Thirdly, we now understand more fully the threats facing our species and our planet. We see more clearly that progress in global health is threatened if we fail to tackle issues such as climate change, migration, and conflict.4

Sustainable development goals

In 2016, the sustainable development goals (SDGs) committed countries to fundamental change by 2030, including SDG 3 to “ensure healthy lives and promote wellbeing for all at all ages.”

Last year’s Astana declaration repositions primary healthcare as the most cost effective, inclusive means of delivering health services to achieve these goals. By placing communities at the centre of healthcare and encouraging participation in design and delivery, primary healthcare can be shaped to match the specific health needs of diverse countries and populations, including the most vulnerable.

Importantly, the declaration asks each country to create an action plan to meet the immediate and longer term primary healthcare needs of its population, to achieve universal health coverage, and to make progress towards the SDGs.

We have already seen, in our own countries, how placing primary healthcare at the heart of all efforts to achieve universal health coverage has transformed population health. In Rwanda, 45 000 community health workers serve as the first point of contact for people needing healthcare; they are the functional link between communities and health facilities, such as hospitals. In Ethiopia, tens of thousands of health extension workers bring healthcare to villages and put communities in control of their health. In both countries, primary healthcare has been successfully tailored to local health priorities, as the World Health Organization recommends.3

But even more is needed, including investment to modernise healthcare systems and to support the delivery of essential services such as maternal healthcare and vaccinations. Priorities include the development of health information systems fit for new digital technologies and enabled for big data analytics, as well as the capacity to develop, test, and scale up innovations in other areas, including workforce education and systems management.

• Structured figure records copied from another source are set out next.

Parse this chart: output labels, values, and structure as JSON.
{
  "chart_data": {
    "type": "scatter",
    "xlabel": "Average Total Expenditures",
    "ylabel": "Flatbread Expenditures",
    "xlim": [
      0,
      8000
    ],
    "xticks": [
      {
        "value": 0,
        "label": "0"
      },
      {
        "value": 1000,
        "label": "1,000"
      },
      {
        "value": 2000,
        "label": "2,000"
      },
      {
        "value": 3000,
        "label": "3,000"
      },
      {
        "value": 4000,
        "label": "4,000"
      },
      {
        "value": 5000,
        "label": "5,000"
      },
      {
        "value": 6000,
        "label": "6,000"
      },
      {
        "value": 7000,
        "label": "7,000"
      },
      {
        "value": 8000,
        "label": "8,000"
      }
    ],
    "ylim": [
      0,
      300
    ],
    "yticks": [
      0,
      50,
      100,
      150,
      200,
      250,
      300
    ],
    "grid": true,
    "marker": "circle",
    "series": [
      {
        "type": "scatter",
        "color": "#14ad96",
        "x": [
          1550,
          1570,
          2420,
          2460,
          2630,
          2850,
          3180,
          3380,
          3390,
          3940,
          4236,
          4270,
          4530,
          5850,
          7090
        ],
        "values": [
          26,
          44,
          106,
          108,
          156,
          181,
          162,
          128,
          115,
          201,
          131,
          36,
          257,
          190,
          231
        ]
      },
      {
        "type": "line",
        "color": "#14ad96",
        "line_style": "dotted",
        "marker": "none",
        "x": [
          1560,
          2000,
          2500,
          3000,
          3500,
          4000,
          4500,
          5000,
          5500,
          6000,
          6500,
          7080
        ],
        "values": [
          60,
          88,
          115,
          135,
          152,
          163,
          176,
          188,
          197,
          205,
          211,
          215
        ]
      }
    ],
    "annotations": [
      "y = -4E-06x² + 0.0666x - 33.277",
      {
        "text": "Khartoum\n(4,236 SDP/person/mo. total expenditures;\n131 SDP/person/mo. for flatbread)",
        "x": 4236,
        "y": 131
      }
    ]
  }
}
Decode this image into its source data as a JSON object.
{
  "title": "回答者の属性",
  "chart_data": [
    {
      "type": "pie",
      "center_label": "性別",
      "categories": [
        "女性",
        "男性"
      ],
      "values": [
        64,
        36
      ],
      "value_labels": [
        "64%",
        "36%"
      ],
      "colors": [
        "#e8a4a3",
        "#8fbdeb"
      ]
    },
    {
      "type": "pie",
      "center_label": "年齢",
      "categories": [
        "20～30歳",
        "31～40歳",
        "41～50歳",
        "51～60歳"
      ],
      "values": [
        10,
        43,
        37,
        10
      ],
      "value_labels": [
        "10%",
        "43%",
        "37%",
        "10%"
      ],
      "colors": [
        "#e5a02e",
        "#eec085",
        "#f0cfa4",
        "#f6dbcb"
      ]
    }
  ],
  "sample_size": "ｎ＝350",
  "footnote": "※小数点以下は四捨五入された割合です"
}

Integration, collaboration

This work cannot be done in silos. Governments must integrate their health policies with broader plans for poverty reduction and sustainable development. This requires broad collaboration, including with patients, public and private sectors, and enablers of health service delivery such as innovators in local manufacturing, supply chains, and technology.

Global collaboration is also essential, including efforts by WHO and other leading global health organisations to develop standardised, evidence based tools and resources that support the implementation of effective, safe, and patient centred primary healthcare.5 With these resources, countries will be able to evaluate progress using internationally comparable datasets that generate robust knowledge about what works, what does not, and why.

It is time to renew our global commitment to Alma Ata’s core values and reinvent primary healthcare in a way that accelerates progress towards universal health coverage— safe, effective, and patient centred primary healthcare for everyone. We have the tools and the global leadership to make it happen, and we must seize the opportunity with both hands.

Footnotes

  • Competing interests: We have read and understood BMJ policy on declaration of interests and have no interests to declare.

  • Provenance and peer review: Commissioned; not externally peer reviewed.